Group members say unplanned growth is largely to blame. But they stress that they do not oppose all growth. Rather, they want to channel it toward areas where roads, bridges, and sewer connections already exist.
They also want communities to cooperate. A common problem, they say, occurs when a development plunks down on a town line, forcing boarding communities – which receive none of the tax revenues – to deal with more traffic. Communities could negotiate deals to share costs and revenues of such development, planners say.
Part of the problem is that current policies discourage such agreements. Though it is out of the immediate breath of Vision 2020’s purpose, members said the state will have to examine its tax policies. With the cost of schools and other services straining municipal budgets, communities are battling one another for commercial development to boost their tax base, members said.
“Towns are competing for tax revenue and scarce dollars, and they’ll take anything if it will solve a short-term problem,” said Stephen C. Smith, executive director of the Southeastern Regional Planning and Economic Development District in Taunton. “A lot of land-use decisions are being driven by very short-term financial decisions.”
Good planning requires towns to evaluate their resources realistically, Lenox said. For example, not all areas of the region should have sewer connections, and not all roads should be paved, he said. Areas with good soil are best served with septic systems, while dirt roads preserve character in areas that have traditionally had them, Lenox said. Plymouth has avoided paving certain roads for this reason, he said.
Indeed, one of the group’s recommendations is for the formation of sewer management districts where the expansion of sewer lines would promote sprawl. People need to realize, Lenox said, that you can’t always have the “advantages of the countryside with the services of the city.”
The Legislature is already taking some actions. State Sen. Marc R. Pacheco, of Taunton, has filed a bill that would allow communities to create a land transfer tax to protect open space or rehabilitate an old building. It is similar to land bank programs, he said, except that the money may be used for other purposes.

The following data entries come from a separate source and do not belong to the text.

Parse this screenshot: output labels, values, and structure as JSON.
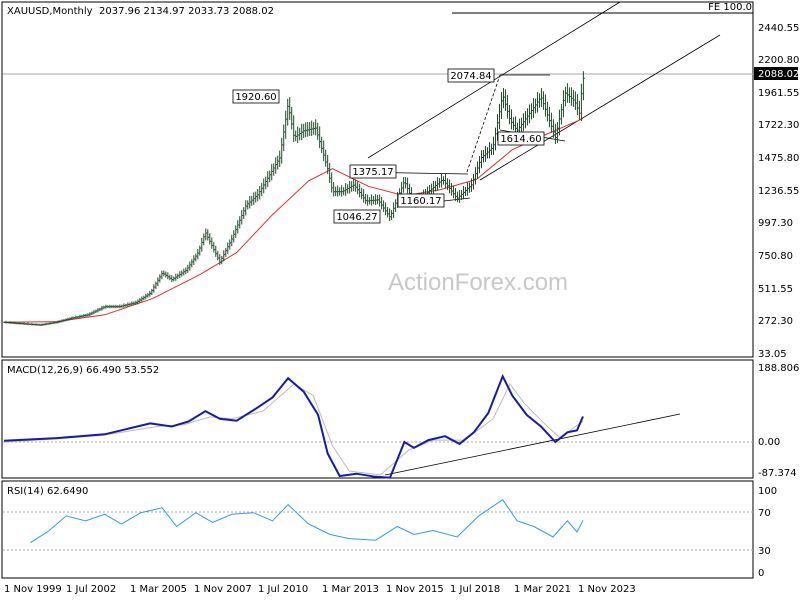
{
  "chart_data": [
    {
      "type": "candlestick",
      "header": "XAUUSD,Monthly",
      "ohlc_header": "2037.96 2134.97 2033.73 2088.02",
      "watermark": "ActionForex.com",
      "fe_label": "FE 100.0",
      "current_price_label": "2088.02",
      "y_ticks": [
        "2440.55",
        "2200.80",
        "1961.55",
        "1722.30",
        "1475.80",
        "1236.55",
        "997.30",
        "750.80",
        "511.55",
        "272.30",
        "33.05"
      ],
      "ylim": [
        33.05,
        2620
      ],
      "price_labels": [
        {
          "text": "1920.60",
          "price": 1920.6
        },
        {
          "text": "2074.84",
          "price": 2074.84
        },
        {
          "text": "1375.17",
          "price": 1375.17
        },
        {
          "text": "1046.27",
          "price": 1046.27
        },
        {
          "text": "1160.17",
          "price": 1160.17
        },
        {
          "text": "1614.60",
          "price": 1614.6
        }
      ],
      "price_series": [
        {
          "t": 1999.8,
          "p": 285
        },
        {
          "t": 2000.5,
          "p": 275
        },
        {
          "t": 2001.3,
          "p": 265
        },
        {
          "t": 2002.0,
          "p": 285
        },
        {
          "t": 2002.6,
          "p": 315
        },
        {
          "t": 2003.3,
          "p": 340
        },
        {
          "t": 2004.0,
          "p": 400
        },
        {
          "t": 2004.6,
          "p": 400
        },
        {
          "t": 2005.3,
          "p": 430
        },
        {
          "t": 2005.9,
          "p": 500
        },
        {
          "t": 2006.4,
          "p": 650
        },
        {
          "t": 2006.8,
          "p": 600
        },
        {
          "t": 2007.4,
          "p": 670
        },
        {
          "t": 2007.9,
          "p": 800
        },
        {
          "t": 2008.2,
          "p": 950
        },
        {
          "t": 2008.8,
          "p": 730
        },
        {
          "t": 2009.3,
          "p": 900
        },
        {
          "t": 2009.9,
          "p": 1150
        },
        {
          "t": 2010.4,
          "p": 1230
        },
        {
          "t": 2010.9,
          "p": 1380
        },
        {
          "t": 2011.3,
          "p": 1500
        },
        {
          "t": 2011.65,
          "p": 1900
        },
        {
          "t": 2011.9,
          "p": 1650
        },
        {
          "t": 2012.3,
          "p": 1700
        },
        {
          "t": 2012.8,
          "p": 1720
        },
        {
          "t": 2013.3,
          "p": 1420
        },
        {
          "t": 2013.5,
          "p": 1250
        },
        {
          "t": 2013.9,
          "p": 1250
        },
        {
          "t": 2014.4,
          "p": 1300
        },
        {
          "t": 2014.9,
          "p": 1180
        },
        {
          "t": 2015.4,
          "p": 1190
        },
        {
          "t": 2015.9,
          "p": 1060
        },
        {
          "t": 2016.5,
          "p": 1330
        },
        {
          "t": 2016.9,
          "p": 1160
        },
        {
          "t": 2017.5,
          "p": 1250
        },
        {
          "t": 2018.1,
          "p": 1340
        },
        {
          "t": 2018.7,
          "p": 1200
        },
        {
          "t": 2019.3,
          "p": 1300
        },
        {
          "t": 2019.7,
          "p": 1500
        },
        {
          "t": 2020.2,
          "p": 1580
        },
        {
          "t": 2020.6,
          "p": 1970
        },
        {
          "t": 2020.9,
          "p": 1780
        },
        {
          "t": 2021.2,
          "p": 1700
        },
        {
          "t": 2021.6,
          "p": 1800
        },
        {
          "t": 2022.2,
          "p": 1950
        },
        {
          "t": 2022.8,
          "p": 1650
        },
        {
          "t": 2023.2,
          "p": 1980
        },
        {
          "t": 2023.6,
          "p": 1920
        },
        {
          "t": 2023.8,
          "p": 1830
        },
        {
          "t": 2023.95,
          "p": 2088
        }
      ],
      "moving_average": [
        {
          "t": 1999.8,
          "p": 285
        },
        {
          "t": 2002.0,
          "p": 290
        },
        {
          "t": 2004.0,
          "p": 340
        },
        {
          "t": 2006.0,
          "p": 460
        },
        {
          "t": 2008.0,
          "p": 640
        },
        {
          "t": 2009.5,
          "p": 800
        },
        {
          "t": 2011.0,
          "p": 1080
        },
        {
          "t": 2012.5,
          "p": 1330
        },
        {
          "t": 2013.5,
          "p": 1420
        },
        {
          "t": 2015.0,
          "p": 1290
        },
        {
          "t": 2016.5,
          "p": 1220
        },
        {
          "t": 2018.0,
          "p": 1265
        },
        {
          "t": 2019.5,
          "p": 1340
        },
        {
          "t": 2021.0,
          "p": 1560
        },
        {
          "t": 2022.5,
          "p": 1680
        },
        {
          "t": 2023.95,
          "p": 1790
        }
      ],
      "x_ticks": [
        "1 Nov 1999",
        "1 Jul 2002",
        "1 Mar 2005",
        "1 Nov 2007",
        "1 Jul 2010",
        "1 Mar 2013",
        "1 Nov 2015",
        "1 Jul 2018",
        "1 Mar 2021",
        "1 Nov 2023"
      ]
    },
    {
      "type": "line",
      "header": "MACD(12,26,9) 66.490 53.552",
      "y_ticks": [
        "188.806",
        "0.00",
        "-87.374"
      ],
      "ylim": [
        -87.374,
        188.806
      ],
      "macd": [
        {
          "t": 1999.8,
          "v": 3
        },
        {
          "t": 2002.0,
          "v": 10
        },
        {
          "t": 2004.0,
          "v": 20
        },
        {
          "t": 2005.9,
          "v": 48
        },
        {
          "t": 2006.8,
          "v": 40
        },
        {
          "t": 2007.5,
          "v": 53
        },
        {
          "t": 2008.2,
          "v": 80
        },
        {
          "t": 2008.8,
          "v": 60
        },
        {
          "t": 2009.5,
          "v": 55
        },
        {
          "t": 2010.4,
          "v": 90
        },
        {
          "t": 2011.0,
          "v": 115
        },
        {
          "t": 2011.65,
          "v": 165
        },
        {
          "t": 2012.3,
          "v": 130
        },
        {
          "t": 2012.9,
          "v": 70
        },
        {
          "t": 2013.3,
          "v": -30
        },
        {
          "t": 2013.8,
          "v": -88
        },
        {
          "t": 2014.5,
          "v": -82
        },
        {
          "t": 2015.3,
          "v": -90
        },
        {
          "t": 2015.9,
          "v": -92
        },
        {
          "t": 2016.5,
          "v": 0
        },
        {
          "t": 2016.9,
          "v": -15
        },
        {
          "t": 2017.5,
          "v": 5
        },
        {
          "t": 2018.2,
          "v": 15
        },
        {
          "t": 2018.8,
          "v": -5
        },
        {
          "t": 2019.4,
          "v": 25
        },
        {
          "t": 2020.0,
          "v": 75
        },
        {
          "t": 2020.6,
          "v": 170
        },
        {
          "t": 2021.0,
          "v": 120
        },
        {
          "t": 2021.6,
          "v": 70
        },
        {
          "t": 2022.2,
          "v": 40
        },
        {
          "t": 2022.8,
          "v": 0
        },
        {
          "t": 2023.3,
          "v": 25
        },
        {
          "t": 2023.7,
          "v": 30
        },
        {
          "t": 2023.95,
          "v": 66
        }
      ],
      "signal": [
        {
          "t": 1999.8,
          "v": 0
        },
        {
          "t": 2002.0,
          "v": 8
        },
        {
          "t": 2004.0,
          "v": 18
        },
        {
          "t": 2006.2,
          "v": 40
        },
        {
          "t": 2007.3,
          "v": 45
        },
        {
          "t": 2008.4,
          "v": 65
        },
        {
          "t": 2009.3,
          "v": 60
        },
        {
          "t": 2010.6,
          "v": 80
        },
        {
          "t": 2011.9,
          "v": 150
        },
        {
          "t": 2012.7,
          "v": 120
        },
        {
          "t": 2013.5,
          "v": -10
        },
        {
          "t": 2014.2,
          "v": -75
        },
        {
          "t": 2015.5,
          "v": -85
        },
        {
          "t": 2016.7,
          "v": -20
        },
        {
          "t": 2017.7,
          "v": 5
        },
        {
          "t": 2019.0,
          "v": 5
        },
        {
          "t": 2020.2,
          "v": 60
        },
        {
          "t": 2020.9,
          "v": 150
        },
        {
          "t": 2021.5,
          "v": 100
        },
        {
          "t": 2022.3,
          "v": 50
        },
        {
          "t": 2023.0,
          "v": 10
        },
        {
          "t": 2023.95,
          "v": 54
        }
      ]
    },
    {
      "type": "line",
      "header": "RSI(14) 62.6490",
      "y_ticks": [
        "100",
        "70",
        "30",
        "0"
      ],
      "ylim": [
        0,
        100
      ],
      "rsi": [
        {
          "t": 2000.9,
          "v": 35
        },
        {
          "t": 2001.6,
          "v": 48
        },
        {
          "t": 2002.4,
          "v": 68
        },
        {
          "t": 2003.2,
          "v": 62
        },
        {
          "t": 2004.0,
          "v": 70
        },
        {
          "t": 2004.7,
          "v": 58
        },
        {
          "t": 2005.5,
          "v": 72
        },
        {
          "t": 2006.4,
          "v": 78
        },
        {
          "t": 2007.0,
          "v": 55
        },
        {
          "t": 2007.8,
          "v": 72
        },
        {
          "t": 2008.5,
          "v": 60
        },
        {
          "t": 2009.3,
          "v": 70
        },
        {
          "t": 2010.2,
          "v": 72
        },
        {
          "t": 2011.0,
          "v": 62
        },
        {
          "t": 2011.65,
          "v": 82
        },
        {
          "t": 2012.5,
          "v": 58
        },
        {
          "t": 2013.4,
          "v": 45
        },
        {
          "t": 2014.2,
          "v": 40
        },
        {
          "t": 2015.3,
          "v": 38
        },
        {
          "t": 2016.2,
          "v": 55
        },
        {
          "t": 2016.9,
          "v": 45
        },
        {
          "t": 2017.7,
          "v": 50
        },
        {
          "t": 2018.7,
          "v": 42
        },
        {
          "t": 2019.6,
          "v": 68
        },
        {
          "t": 2020.6,
          "v": 88
        },
        {
          "t": 2021.2,
          "v": 62
        },
        {
          "t": 2021.9,
          "v": 55
        },
        {
          "t": 2022.7,
          "v": 42
        },
        {
          "t": 2023.3,
          "v": 62
        },
        {
          "t": 2023.7,
          "v": 48
        },
        {
          "t": 2023.95,
          "v": 62.649
        }
      ]
    }
  ]
}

Similar preservation efforts are sprouting around the country. For example, Vice President Al Gore has recently announced his “Livability Agenda,” in which President Clinton will ask Congress for money to preserve green space, ease traffic congestion, enhance economic competitiveness, and promote collaboration among neighboring communities. Likewise, the Environmental Protection Agency is holding a conference on smart growth in Boston Tuesday, Feb. 2.
But Vision 2020 expects to battle some obstacles as well. For example, many of the 51 communities do not have comprehensive master plans to govern their growth. And though the 47 or so members of the group have been working for months, its members still need to promote the message in their communities.
“A major piece of our work ahead is to broadcast (our message),” said Donald L. Connors, a Boston lawyer and chairman of the group.
But motivating them is the fear that their communities will continue to lose their identity as sprawl turns distinctive towns into Boston suburbs. Members say the way to fight that trend is to create jobs, while protecting the quality of life the brought people to Southeastern Massachusetts in the first place.